So we don't actually know whether it's even theoretically possible. 

But anyway, even assuming all of your alien futuretech works, the idea that we're going to be fighting it using Orion battleships is absurd. In fact the idea that we're going to be fighting it is absurd. From Wikipedia.

"The Oort cloud (/ˈɔːrt/ or /ˈʊərt/,[1] named after the Dutch astronomer Jan Oort), sometimes called the Öpik–Oort cloud,[2] is a theoretical cloud of predominantly icy planetesimals believed to surround the Sun to as far as somewhere between 50,000 and 200,000 AU (0.8 and 3.2 ly)"

0.1c appears to be a good cruising speed for an Orion ship. Assuming that acceleration and deceleration times are negligible, it's going to take about thirty years to get out to your alien starship, even assuming we had a convenient Orion battleship parked in orbit and ready to go. That's going to take a chunk out of any lead time we get by being able to track the aliens as they decelerate towards the Oort cloud.
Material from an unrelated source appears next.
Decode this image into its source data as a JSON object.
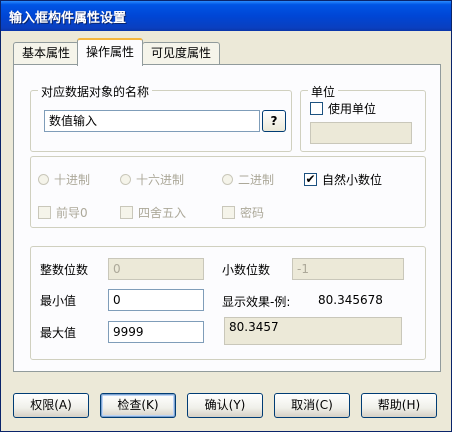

But, even assuming we manage to overcome that and get an Orion there in time, before the aliens manage to magic - excuse me, nanotech up their unstoppable fleet, that Orion is going up against a starship propelled by ridiculously intense gamma radiation.

Aliens spot Orion coming, Aliens turn spaceship around, Aliens fire up their gamma ray drive. Bye, bye Orion. Or bye bye Orion as an effective fighting vessel anyway.